Borki: Odnaleziono ciało zaginionego 71-latka
Poszukiwania zaginionego 71-latka trwały od środy (20 stycznia). Policja natychmiast po otrzymaniu zgłoszenia, z uwagi na warunki atmosferyczne, podjęła akcję poszukiwawczą. W działaniach uczestniczyli policjanci, wojsko, Wojsko Obrony Terytorialnej, Straż Leśna oraz Straż Pożarna.
Ciało mężczyzny znaleziono na brzegu jeziora. - Jak wynika z ustaleń, 71-latek wszedł na taflę jeziora, która się pod nim załamała. Udało mu się wydostać na brzeg i tam niestety, najprawdopodobniej z wychłodzenia, zmarł. – mówiła Radiu Olsztyn oficer prasowy oleckiej policji podkom. Justyna Sznel.

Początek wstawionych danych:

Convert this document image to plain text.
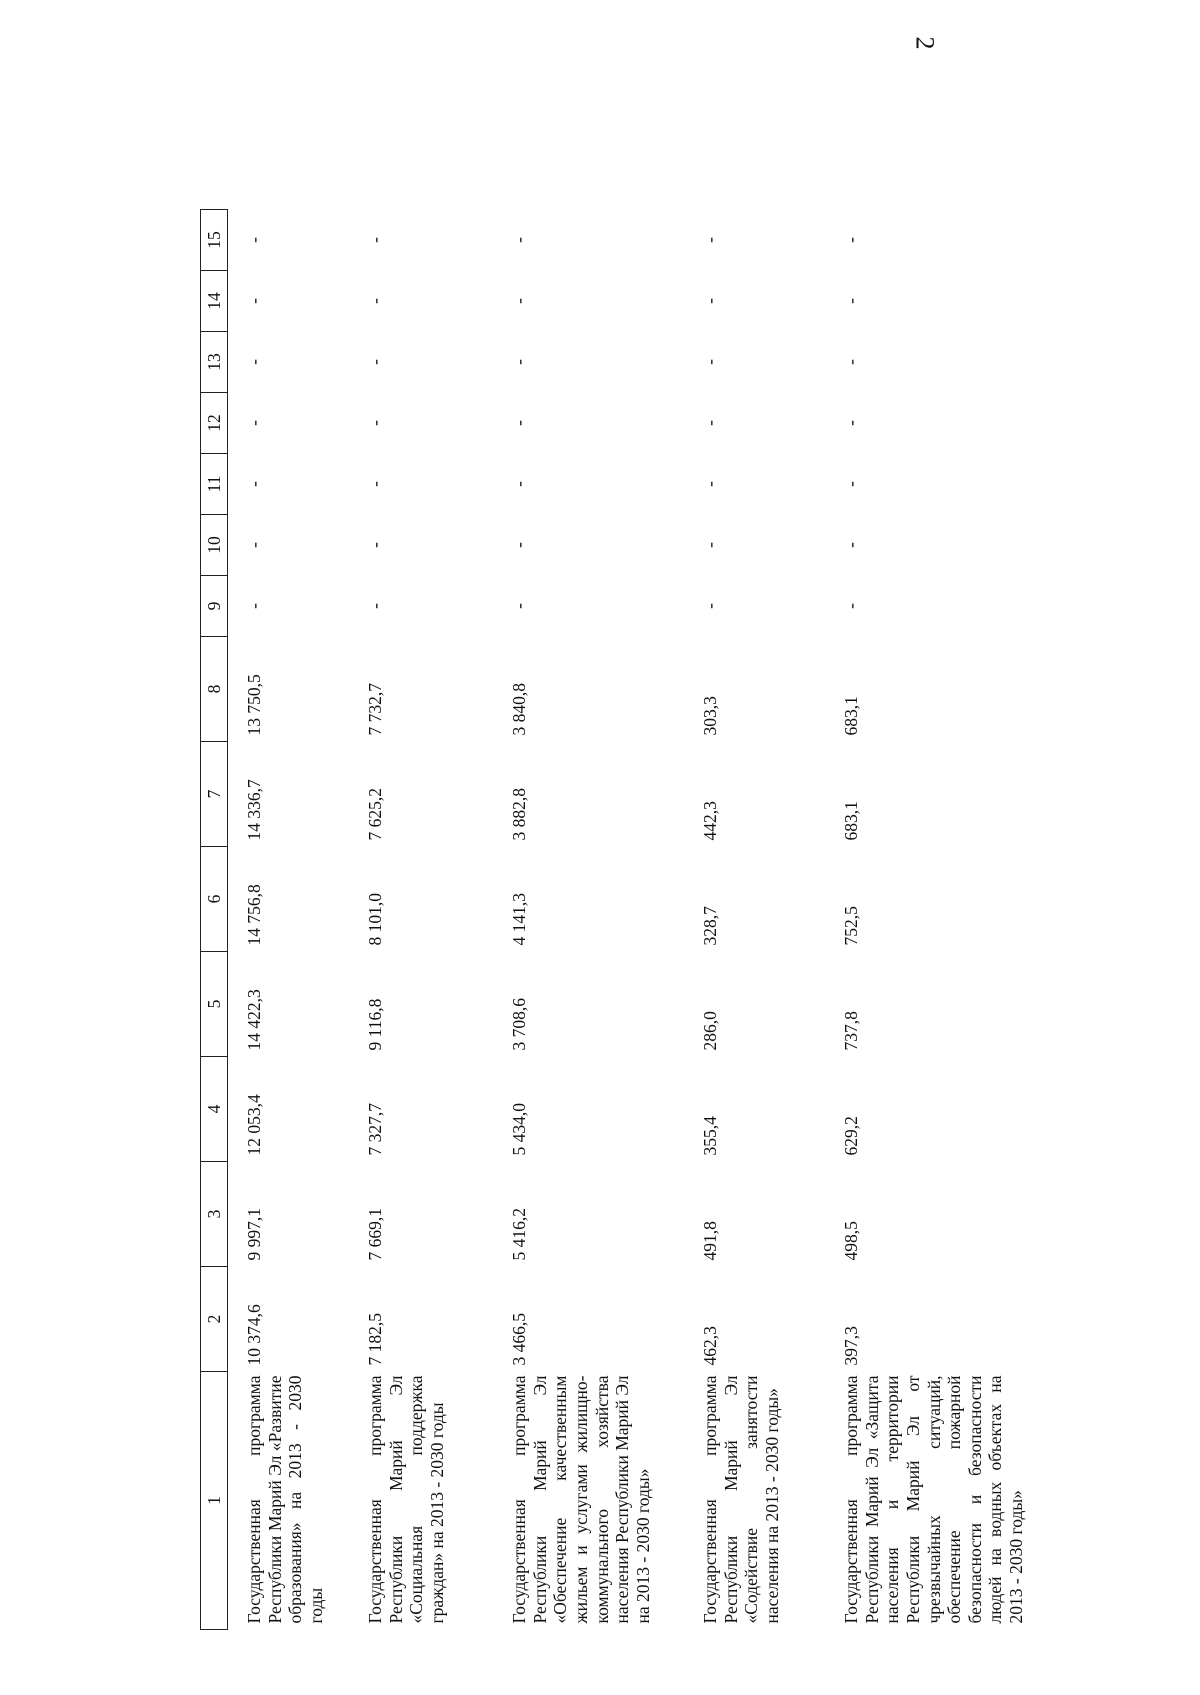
2
1	2	3	4	5	6	7	8	9	10	11	12	13	14	15
Государственная программа Республики Марий Эл «Развитие образования» на 2013 - 2030 годы	10 374,6	9 997,1	12 053,4	14 422,3	14 756,8	14 336,7	13 750,5	-	-	-	-	-	-	-
Государственная программа Республики Марий Эл «Социальная поддержка граждан» на 2013 - 2030 годы	7 182,5	7 669,1	7 327,7	9 116,8	8 101,0	7 625,2	7 732,7	-	-	-	-	-	-	-
Государственная программа Республики Марий Эл «Обеспечение качественным жильем и услугами жилищно-коммунального хозяйства населения Республики Марий Эл на 2013 - 2030 годы»	3 466,5	5 416,2	5 434,0	3 708,6	4 141,3	3 882,8	3 840,8	-	-	-	-	-	-	-
Государственная программа Республики Марий Эл «Содействие занятости населения на 2013 - 2030 годы»	462,3	491,8	355,4	286,0	328,7	442,3	303,3	-	-	-	-	-	-	-
Государственная программа Республики Марий Эл «Защита населения и территории Республики Марий Эл от чрезвычайных ситуаций, обеспечение пожарной безопасности и безопасности людей на водных объектах на 2013 - 2030 годы»	397,3	498,5	629,2	737,8	752,5	683,1	683,1	-	-	-	-	-	-	-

Policja apeluje, by nie wchodzić na zamarznięte jeziora nawet wtedy, gdy wydaje nam się, że tafla lodu jest wystarczająco gruba. - Pamiętajmy, że wchodzenie na zamarzniętą taflę wody zawsze jest ryzykowne. Pokrywa lodu ulega ciągłym zmianom, również dobowym i nigdy nie ma tej samej grubości na całym zbiorniku.